Don’t give me, “Well, he gets paid in education and room and board.” That’s bullshit. He doesn’t need that education. His education is on the court. Look at it from the perspective of, say, a wunderkind computer programmer who got a full scholarship to a college or university. They’re paying for his or her schooling and housing and meals. That’s great, but that student is also allowed to use his or her talents and go work at Microsoft or Apple or Google and make tons of money in and out of the school year. Simmons cannot make money off his basketball talents while enrolled in college or even off his own damn name. There’s a huge dichotomy here.
“I have to worry about everything I buy. Who pays for my gas? Who pays for my meal?” Simmons says, as his sister keeps a receipt for every purchase he made in college. “I can be a voice for everyone in college.” Simmons is trying to blaze the trail for systematic change to the amateur system.
“They’re gonna ask, ‘Ben, why didn’t you go to class?’” Simmons ponders rhetorically. “Well, you can’t get a degree in two semesters...”

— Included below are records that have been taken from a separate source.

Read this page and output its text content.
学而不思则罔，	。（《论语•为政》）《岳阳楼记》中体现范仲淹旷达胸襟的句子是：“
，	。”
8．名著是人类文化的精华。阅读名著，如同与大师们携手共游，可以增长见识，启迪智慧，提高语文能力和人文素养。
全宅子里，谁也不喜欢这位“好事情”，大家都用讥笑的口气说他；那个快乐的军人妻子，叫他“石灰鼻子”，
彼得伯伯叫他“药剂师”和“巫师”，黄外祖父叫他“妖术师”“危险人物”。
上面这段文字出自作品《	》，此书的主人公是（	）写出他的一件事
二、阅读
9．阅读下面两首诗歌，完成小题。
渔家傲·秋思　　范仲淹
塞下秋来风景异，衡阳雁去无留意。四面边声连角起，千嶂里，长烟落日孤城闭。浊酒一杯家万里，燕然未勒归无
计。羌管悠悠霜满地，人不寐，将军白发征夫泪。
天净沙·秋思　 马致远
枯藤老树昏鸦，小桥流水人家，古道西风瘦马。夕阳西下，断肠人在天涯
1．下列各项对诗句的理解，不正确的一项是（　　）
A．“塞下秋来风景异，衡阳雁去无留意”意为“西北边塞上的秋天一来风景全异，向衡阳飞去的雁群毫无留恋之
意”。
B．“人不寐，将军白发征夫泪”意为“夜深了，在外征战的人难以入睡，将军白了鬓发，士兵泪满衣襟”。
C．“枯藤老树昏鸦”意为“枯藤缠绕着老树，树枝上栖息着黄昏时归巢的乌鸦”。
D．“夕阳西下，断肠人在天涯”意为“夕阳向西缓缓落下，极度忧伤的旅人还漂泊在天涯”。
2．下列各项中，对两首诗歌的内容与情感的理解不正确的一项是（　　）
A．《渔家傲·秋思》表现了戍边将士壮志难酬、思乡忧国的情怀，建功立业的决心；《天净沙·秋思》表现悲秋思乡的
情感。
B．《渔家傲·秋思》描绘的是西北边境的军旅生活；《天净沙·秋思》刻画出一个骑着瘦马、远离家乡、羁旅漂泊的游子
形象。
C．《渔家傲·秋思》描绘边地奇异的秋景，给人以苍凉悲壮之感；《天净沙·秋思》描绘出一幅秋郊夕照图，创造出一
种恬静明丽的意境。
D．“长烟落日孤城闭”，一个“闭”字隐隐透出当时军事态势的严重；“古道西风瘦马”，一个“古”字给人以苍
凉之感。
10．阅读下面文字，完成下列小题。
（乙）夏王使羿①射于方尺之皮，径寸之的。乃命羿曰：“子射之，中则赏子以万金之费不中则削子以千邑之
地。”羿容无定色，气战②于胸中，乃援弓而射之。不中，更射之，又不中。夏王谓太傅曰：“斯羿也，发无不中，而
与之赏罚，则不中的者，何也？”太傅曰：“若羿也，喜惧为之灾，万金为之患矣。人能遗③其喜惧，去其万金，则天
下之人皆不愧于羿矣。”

“You just have to pass the first semester and you’re eligible for the rest of the season. I got Bs and Cs,” Simmons says regarding his complete disregard for attending class during the second half of the season. If the NCAA is going to play him, why not play the system right back and focus on furthering his career in a way that no classroom could prepare him? It doesn’t take away from the other non-athlete students. They’ll go to class and go about their lives regardless of whether Simmons attends.
“Well, he could’ve played in China for a year,” is the answer they’ll fire back to the quandary of him hating the NCAA’s demands. Why should Simmons be forced to go to an unfamiliar country where he doesn’t speak the native language and try to adjust to that culture all the while competing in a professional basketball league at 19 years old? That’s a lot to ask for someone who just wants to make money off his God-given talent.
Simmons picked LSU because his godfather is an assistant coach there. The fact that he only had his parents with him in high school for just his senior year and then had to leave them behind so quickly was likely a hard process, so it makes sense that Simmons chose a school where he’d be around a family-type figure as opposed to making the leap to a team like Duke or Kentucky. “I feel comfortable here,” he mentions to a fellow LSU student on campus. It’s unfair to force someone into another gigantic, cross-continent adjustment to Asia just so that he can play basketball professionally.
One oddity from the doc is Simmons speaks about forming a legacy in basketball as a high schooler. Will that rub some people the wrong way? Certainly. Does Simmons later on pondering which sneaker endorsement contract he’s going to take seem pretentious? A little bit, sure. It could come off as Harrison Barnes-level corniness where a kid is worrying about the longterm strength of his brand, as opposed to focusing on basketball, but what else is he supposed to think when the world’s been telling he’s the next LeBron fricking James since he was 17?
And if he’s really supposed to be the next LeBron James, then maybe it would’ve made sense to allow him to forgo the formality of wasting away for a year as a cog in the NCAA’s machine.